One of the most significant findings involved a precision loss error in the threshold RSA implementation. In the `tss/rsa` package, the `Deal()` function utilized `float64` to calculate $x^i$. Because a 64-bit floating-point number only provides 53 bits of mantissa precision, any value exceeding $2^{53}$ is automatically rounded, leading to catastrophic data loss before the value can be converted back to an integer. In a scenario with 100 players and a threshold of 27, the calculation of $100^{26}$ exceeds $2^{53}$ by 36 orders of magnitude. This precision failure resulted in the generation of incorrect key shares, causing signature combinations to fail or key reconstruction to error out. To resolve this, zkSecurity implemented Horner's method to maintain all calculations using `big.Int` for arbitrary precision, as seen in Commit f7d2180.
Further analysis by zkao revealed a structural flaw in the DLEQ (Discrete Log Equality) implementation within `zk/qndleq`. The agent discovered that the `SecParam` security parameter was embedded directly within the `Proof` structure. This design allowed a malicious prover to provide a manipulated `SecParam` value to the verifier. By setting this value to 1, an attacker could drastically increase the probability of successfully forging a proof. The fix involved removing `SecParam` from the structure and requiring the `Verify` function to receive it as an explicit, trusted argument, documented in Commit 757dde4.
Finally, zkao flagged a critical omission in the `VerifyAggregate` function of the `sign/bls` package. The function failed to verify whether messages within the aggregate signature were duplicated. This oversight left the library vulnerable to a Rogue Key Attack, where an attacker could register a fake public key derived from a victim's public key to forge signatures. Cloudflare categorized this specific vulnerability as High severity.

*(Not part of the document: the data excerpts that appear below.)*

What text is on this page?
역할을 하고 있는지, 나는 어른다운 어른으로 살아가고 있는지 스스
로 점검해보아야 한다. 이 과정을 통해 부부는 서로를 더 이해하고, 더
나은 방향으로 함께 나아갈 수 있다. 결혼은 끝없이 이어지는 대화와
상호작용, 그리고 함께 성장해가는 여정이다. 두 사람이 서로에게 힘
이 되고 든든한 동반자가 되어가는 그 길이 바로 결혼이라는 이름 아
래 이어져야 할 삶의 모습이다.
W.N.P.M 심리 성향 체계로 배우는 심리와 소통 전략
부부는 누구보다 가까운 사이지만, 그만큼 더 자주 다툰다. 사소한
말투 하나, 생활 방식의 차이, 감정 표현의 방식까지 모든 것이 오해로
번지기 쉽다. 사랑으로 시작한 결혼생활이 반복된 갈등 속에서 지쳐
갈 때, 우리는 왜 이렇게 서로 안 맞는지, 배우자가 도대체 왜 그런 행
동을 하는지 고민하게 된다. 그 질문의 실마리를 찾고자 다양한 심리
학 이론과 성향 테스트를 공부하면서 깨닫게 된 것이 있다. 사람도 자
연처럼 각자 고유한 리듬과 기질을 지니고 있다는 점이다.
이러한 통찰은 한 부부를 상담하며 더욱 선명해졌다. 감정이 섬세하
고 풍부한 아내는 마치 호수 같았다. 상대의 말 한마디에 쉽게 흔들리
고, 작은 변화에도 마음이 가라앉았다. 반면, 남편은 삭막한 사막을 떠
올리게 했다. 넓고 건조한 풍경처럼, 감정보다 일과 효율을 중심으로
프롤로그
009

The Severity Gap and the Future of Continuous Audit
While zkao demonstrated a remarkable ability to locate deep logical flaws, the engagement revealed a stark divergence between AI reasoning and human risk assessment. This discrepancy appeared most clearly in the severity ratings assigned to the bugs. zkao labeled the threshold RSA precision loss as Critical, arguing that it fundamentally undermined the correctness of the protocol. However, Cloudflare rated it as Low, noting that the specific conditions required to trigger the error were unlikely to occur in real-world production environments.
Conversely, zkao underestimated the BLS aggregate signature flaw, assigning it a Medium severity rating. Cloudflare disagreed, elevating it to High due to the potential for systemic forgery via Rogue Key Attacks. This gap suggests that while LLMs are becoming proficient at identifying the existence of a bug, they still struggle to model the actual exploitability and business impact of a vulnerability within a complex ecosystem. The AI can see that the math is wrong, but it cannot always perceive how a human attacker would weaponize that error.
zkSecurity is now using these discrepancies to refine zkao's reasoning patterns. By integrating the feedback from Cloudflare's security team into its benchmark suite, the agent is learning to better align its risk assessment with human domain expertise. This evolution is part of a broader move toward a Continuous Audit framework. Rather than treating security as a milestone to be checked off before a release, the goal is to have an AI agent that monitors every commit in real-time, iteratively scrubbing the code of any bug that another AI tool could potentially find.
The synergy between the exhaustive search capabilities of AI and the nuanced judgment of human experts is becoming the new baseline for secure software development.